By Lorena Anderson, University Communications
Researchers at UC Merced are playing key roles in the new UC Valley Fever Research Initiative, studying how the Valley fever fungus, Coccidioides immitis, causes disease in its mammalian hosts, and identifying the genes involved in this process.
School of Natural Sciences professors Clarissa Nobile, Katrina Hoyer and Aaron Hernday are part of an effort led by UC San Francisco scientist Anita Sil through the UC’s latest round of Multicampus Research Programs and Initiatives (MRPI) grants, providing more than $17 million in funding for 15 initiatives.
The study, which was awarded $1.7 million in January, leverages the expertise of UC researchers from Merced, Berkeley, Riverside, San Diego and San Francisco to address Valley fever, a significant public health issue in California’s Central Valley.
These three UC Merced researchers and other affiliates of the campus’s Health Sciences Research Institute have been investigating Valley fever, but little is known about the biology of the soil-borne fungal pathogen that causes the disease. However, its effects are far-reaching: Over the past decade, hospitalizations from Valley fever have cost patients and taxpayers more than $2 billion, and incidence of the disease is on the rise.
The UC is particularly well-suited to undertake this work because it has special biosafety laboratory facilities for handling such pathogens. Such facilities are available in San Francisco and at other campuses, and are in the plans for the Merced 2020 Project expansion, Hernday said.

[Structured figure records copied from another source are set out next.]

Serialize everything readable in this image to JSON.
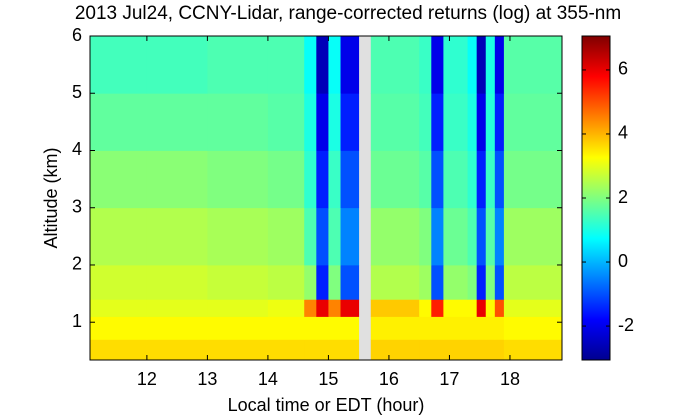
{
  "chart_data": {
    "type": "heatmap",
    "title": "2013 Jul24, CCNY-Lidar, range-corrected returns (log) at 355-nm",
    "x_label": "Local time or EDT (hour)",
    "y_label": "Altitude (km)",
    "colormap": "jet",
    "x": [
      11.06,
      12,
      13,
      14,
      14.6,
      14.8,
      15.0,
      15.2,
      15.5,
      15.7,
      16.5,
      16.7,
      16.9,
      17.3,
      17.45,
      17.6,
      17.75,
      17.9,
      18.86
    ],
    "y": [
      0.34,
      0.7,
      1.1,
      1.4,
      2,
      3,
      4,
      5,
      6
    ],
    "z": [
      [
        3.6,
        3.6,
        3.6,
        3.6,
        3.6,
        3.6,
        3.6,
        3.6,
        null,
        3.7,
        3.7,
        3.7,
        3.7,
        3.7,
        3.7,
        3.7,
        3.7,
        3.6
      ],
      [
        3.3,
        3.3,
        3.3,
        3.3,
        3.3,
        3.3,
        3.3,
        3.3,
        null,
        3.4,
        3.4,
        3.4,
        3.4,
        3.4,
        3.4,
        3.4,
        3.4,
        3.3
      ],
      [
        3.0,
        3.0,
        3.0,
        3.1,
        4.5,
        6.0,
        4.5,
        6.0,
        null,
        3.8,
        3.3,
        5.5,
        3.3,
        3.3,
        6.0,
        3.3,
        5.0,
        3.0
      ],
      [
        2.8,
        2.8,
        2.7,
        2.6,
        2.2,
        -1.5,
        2.0,
        -1.0,
        null,
        2.5,
        2.3,
        -1.0,
        2.2,
        2.0,
        -1.5,
        2.0,
        -1.0,
        2.6
      ],
      [
        2.5,
        2.5,
        2.4,
        2.3,
        1.5,
        -1.0,
        1.5,
        -0.5,
        null,
        2.2,
        2.0,
        -0.5,
        1.8,
        1.5,
        -1.0,
        1.6,
        -0.5,
        2.3
      ],
      [
        2.1,
        2.1,
        2.0,
        1.9,
        1.2,
        -1.5,
        1.3,
        -1.0,
        null,
        1.8,
        1.6,
        -1.0,
        1.5,
        1.2,
        -1.5,
        1.3,
        -1.0,
        1.9
      ],
      [
        1.7,
        1.7,
        1.7,
        1.6,
        1.0,
        -2.0,
        1.0,
        -1.5,
        null,
        1.6,
        1.4,
        -1.5,
        1.3,
        1.0,
        -2.0,
        1.1,
        -1.5,
        1.7
      ],
      [
        1.4,
        1.4,
        1.5,
        1.5,
        0.8,
        -2.5,
        0.8,
        -2.0,
        null,
        1.5,
        1.3,
        -2.0,
        1.2,
        0.8,
        -2.5,
        1.0,
        -2.0,
        1.6
      ]
    ],
    "xlim": [
      11.06,
      18.86
    ],
    "ylim": [
      0.34,
      6
    ],
    "xticks": [
      12,
      13,
      14,
      15,
      16,
      17,
      18
    ],
    "yticks": [
      1,
      2,
      3,
      4,
      5,
      6
    ],
    "clim": [
      -3.06,
      7.06
    ],
    "cticks": [
      -2,
      0,
      2,
      4,
      6
    ]
  }
}
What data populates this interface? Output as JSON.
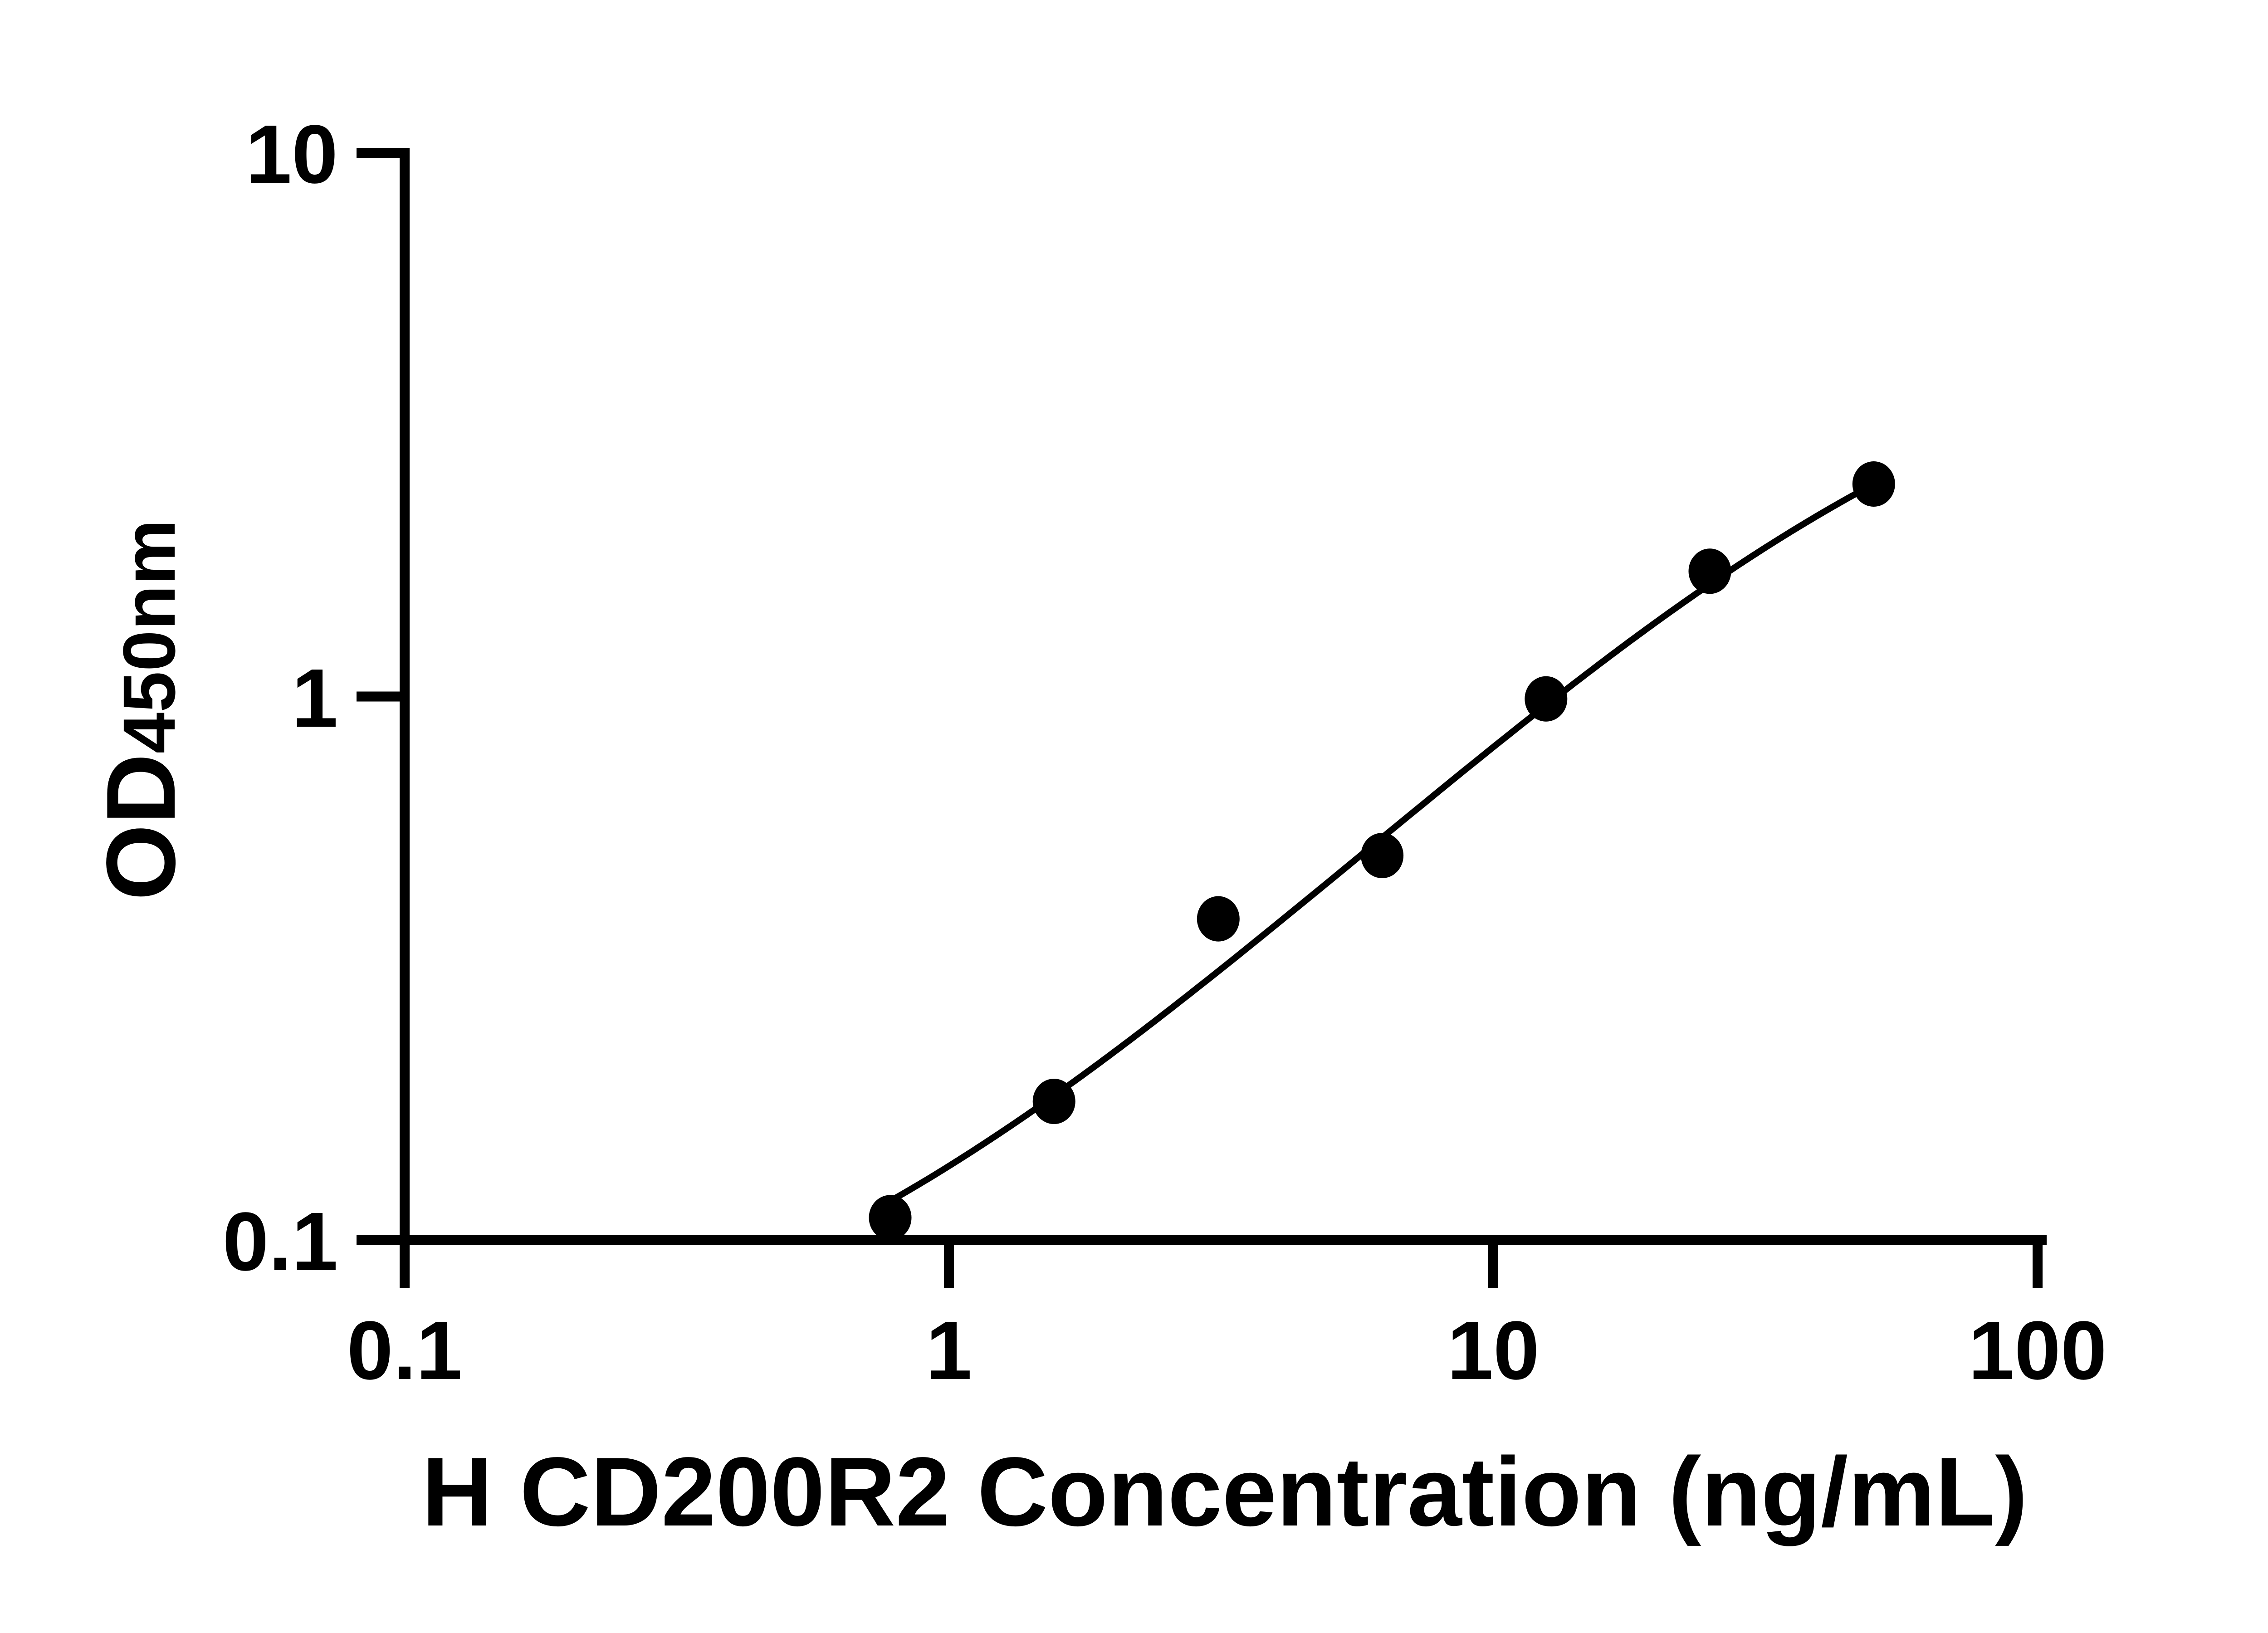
{
  "chart_data": {
    "type": "scatter",
    "title": "",
    "xlabel": "H CD200R2 Concentration (ng/mL)",
    "ylabel": "OD450nm",
    "ylabel_main": "OD",
    "ylabel_sub": "450nm",
    "xscale": "log10",
    "yscale": "log10",
    "xlim": [
      0.1,
      100
    ],
    "ylim": [
      0.1,
      10
    ],
    "grid": false,
    "legend": false,
    "marker_color": "#000000",
    "line_color": "#000000",
    "axis_color": "#000000",
    "background_color": "#ffffff",
    "x_ticks": [
      {
        "value": 0.1,
        "label": "0.1"
      },
      {
        "value": 1,
        "label": "1"
      },
      {
        "value": 10,
        "label": "10"
      },
      {
        "value": 100,
        "label": "100"
      }
    ],
    "y_ticks": [
      {
        "value": 10,
        "label": "10"
      },
      {
        "value": 1,
        "label": "1"
      },
      {
        "value": 0.1,
        "label": "0.1"
      }
    ],
    "points": [
      {
        "x": 0.78,
        "y": 0.11
      },
      {
        "x": 1.56,
        "y": 0.18
      },
      {
        "x": 3.125,
        "y": 0.39
      },
      {
        "x": 6.25,
        "y": 0.51
      },
      {
        "x": 12.5,
        "y": 0.99
      },
      {
        "x": 25,
        "y": 1.7
      },
      {
        "x": 50,
        "y": 2.46
      }
    ],
    "fit_curve": {
      "model": "4PL",
      "bottom": 0.05,
      "top": 5.35,
      "ec50": 60,
      "hill": 1.0,
      "x_start": 0.78,
      "x_end": 50
    }
  }
}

Nobile, the lead on the project at UC Merced, said the advantages of the multicampus approach are many.
“It allows us to come at the problem from all different angles. Our group has fungal biologists, computational geneticists, immunologists, and researchers from many other disciplines. For the researchers who are newer to the field, this is a great chance to work with the top experts,” she said.
The UC Merced researchers will work with a library of C. immitis strains from Bridget Barker’s strain collected at Northern Arizona University, which include strains from all over the Southwest, the area most heavily affected by Valley fever.
“It tends to be found in hot, dry areas, or areas that are seeing new construction after being untouched for a long time,” Hoyer said. “We are seeing Valley fever cases on the rise in the Central Valley. One possible reason could be the increase in people that are moving here from outside the Valley.”
“We don’t just find the Valley fever pathogen in the soil; it’s found in high concentrations in places where rodents have lived and died,” said Hernday, a biomolecular scientist.
Valley fever is spreading to other areas now, too, being found in some animals in eastern Washington and Oregon, and in people in the East Bay Area.
“And it’s likely only going to get worse with climate change,” Nobile said. “The warmer summer temperatures followed by winter rains provide ideal opportunities for this fungus to spread in the environment.”
UC Merced’s scientists will sequence genes and help figure out why different strains of Valley fever have different degrees of virulence. Hoyer, an immunologist, said looking at the different variants could help lead to more effective treatments.
The Valley fever fungus can change shapes/forms, called morphologies, depending on its environment. One morphology of this fungus is airborne, and the UC Merced team will examine the transition the pathogen makes from its form in the soil to the form it takes as it sets up microbial communities in people’s lungs.
The four-year grant will help build on the base of knowledge about Valley fever, cement collaborations and make researchers more attractive to other granting agencies because of the concentration of expertise focused on this disease.
MRPI grants are aimed at faculty members who are advancing cutting-edge research in topics important to UC, the people of California and the state’s environment and economy, and are training UC students in emerging fields of scholarship.
The Valley fever project is one of 15 interdisciplinary projects that the university is funding in 2017. The grant awardees were announced in early December. The winning research projects were selected by peer review from a pool of 97 applications in a highly competitive grant review process. The funded portfolio spans the breadth of university scholarship, including arts and humanities, health, social and physical sciences, and engineering.
“These projects illustrate how UC can leverage its collective excellence to develop solutions for real-world problems,” said Arthur Ellis, UC’s vice president for Research and Graduate Studies.